Women recognized it right away — a mixture of fatigue and vulnerability. "It was the first time I've ever thought she was someone I'd like to have a glass of wine with," said a female friend of mine, who is no Clinton fan.

That sentence alone was more predictive than any poll of what was about to happen. When a woman says she's ready to pour wine with another woman, she means all previous misunderstandings are forgiven. Symbolically, it's assent to the question, "Can we talk?" and recognition of an ancient

consensus: Girls stick together when boys gang up.

But let's get something straight: Clinton wasn't emotional because she cares deeply about the country. She was near tears because she cares deeply about becoming the first woman president.

Thwarted ambition is the politician's waterboard.

Hillary's human moment was sparked when a woman at a Portsmouth, N.H., event asked a personal question: "How do you do it? I mean, as a woman, I know how hard it is to get out of the house and get ready. Who does your hair?"

Clinton laughed and said she gets help with her hair most days. Then came the emotion as she segued into her deeply held conviction that she is the only person who can save this country.

"I couldn't do it if I didn't passionately believe it was the right thing to do. I have so many opportunities from this country, I just don't want to see us fall backwards."

What she meant, of course, was that she doesn't want to see herself fall backward. That subtext was clear as she continued:

"You know, this is very personal for me. It's not political. ... I see what's happening. ... It's about our country. It's about our kids' futures.

And it's really about all of us together."

Well, yes and no. It's about those things, but it's mostly about Hillary and Bill, who cut their deal and sealed their fates long ago. Bill had his turn at the presidency and now it is hers. We're talking destiny here.

And dues.

Hillary has paid hers and then some. She endured the humiliation of Bill's serial philandering and supported his career, while nursing the knowledge that she was the smarter one, if not as charming.

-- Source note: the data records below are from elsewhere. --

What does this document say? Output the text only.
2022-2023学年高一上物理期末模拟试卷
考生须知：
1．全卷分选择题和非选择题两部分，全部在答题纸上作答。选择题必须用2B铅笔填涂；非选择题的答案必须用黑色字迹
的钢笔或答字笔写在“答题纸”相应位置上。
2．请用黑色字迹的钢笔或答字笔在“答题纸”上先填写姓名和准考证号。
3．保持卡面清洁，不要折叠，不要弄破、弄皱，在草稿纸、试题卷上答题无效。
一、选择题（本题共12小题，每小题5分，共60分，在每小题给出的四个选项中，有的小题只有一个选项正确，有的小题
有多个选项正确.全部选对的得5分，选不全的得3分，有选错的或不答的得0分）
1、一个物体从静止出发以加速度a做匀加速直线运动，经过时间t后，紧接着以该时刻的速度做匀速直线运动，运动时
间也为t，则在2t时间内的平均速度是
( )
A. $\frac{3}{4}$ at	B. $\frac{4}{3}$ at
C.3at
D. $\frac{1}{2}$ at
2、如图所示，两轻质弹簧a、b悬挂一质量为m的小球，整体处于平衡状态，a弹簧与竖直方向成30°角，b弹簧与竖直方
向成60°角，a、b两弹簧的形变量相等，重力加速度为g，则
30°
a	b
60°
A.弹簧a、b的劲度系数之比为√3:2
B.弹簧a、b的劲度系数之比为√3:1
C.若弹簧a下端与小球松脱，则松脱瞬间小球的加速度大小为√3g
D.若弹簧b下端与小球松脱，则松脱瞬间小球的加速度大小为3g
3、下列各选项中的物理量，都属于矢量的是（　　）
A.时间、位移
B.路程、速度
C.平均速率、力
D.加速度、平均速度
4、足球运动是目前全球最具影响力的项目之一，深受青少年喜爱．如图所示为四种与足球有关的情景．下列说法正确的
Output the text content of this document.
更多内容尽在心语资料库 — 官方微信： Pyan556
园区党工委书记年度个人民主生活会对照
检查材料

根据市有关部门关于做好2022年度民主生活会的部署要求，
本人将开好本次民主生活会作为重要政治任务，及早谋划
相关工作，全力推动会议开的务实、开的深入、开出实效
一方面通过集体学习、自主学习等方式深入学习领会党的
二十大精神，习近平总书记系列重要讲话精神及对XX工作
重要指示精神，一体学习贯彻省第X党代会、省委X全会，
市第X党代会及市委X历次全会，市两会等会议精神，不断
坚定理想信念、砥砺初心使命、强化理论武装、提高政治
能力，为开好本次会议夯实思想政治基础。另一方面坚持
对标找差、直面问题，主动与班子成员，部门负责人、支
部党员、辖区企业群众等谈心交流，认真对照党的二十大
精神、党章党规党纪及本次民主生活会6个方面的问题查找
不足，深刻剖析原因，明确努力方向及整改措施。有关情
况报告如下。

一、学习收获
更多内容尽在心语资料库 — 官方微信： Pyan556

For this moment, she has bided her time and bitten her lip.

There are lots of ways to be married and it's no one's concern how couples manage their own in private. But in public, the Clintons' fate is also our nation's. Their marital vows included a blueprint for leading the country, first as a "two-fer" and later with the former president slated to star as "first laddie."

Then along came that upstart Obama — from Hillary's hometown of Chicago, of all places — and African-American, too. How does a woman tell a black it's not his turn?

No one's face was longer than Bill Clinton's in Iowa as Hillary conceded Obama's victory. Looking aged and depressed, he was a portrait of the optimist miscast as a stoic.

After Hillary's win in New Hampshire, Bill was back to his old boyish self, wiping away fake tears as he thanked voters for their support. The comeback kids were once again on familiar turf, basking in the glow of affirmation, released for a time from the insult of a public that doesn't mirror their own self-regard.

So yes, Hillary's choke was as real as Bill's relief, but both are tied to something bigger than our country's or our kids' future. They're tied to the Clintons' future. The question in defeat is: How do Bill and Hillary live the rest of their lives?

"This is one of the most important elections America's ever faced," Hillary said. And she wasn't just whistling Dixie.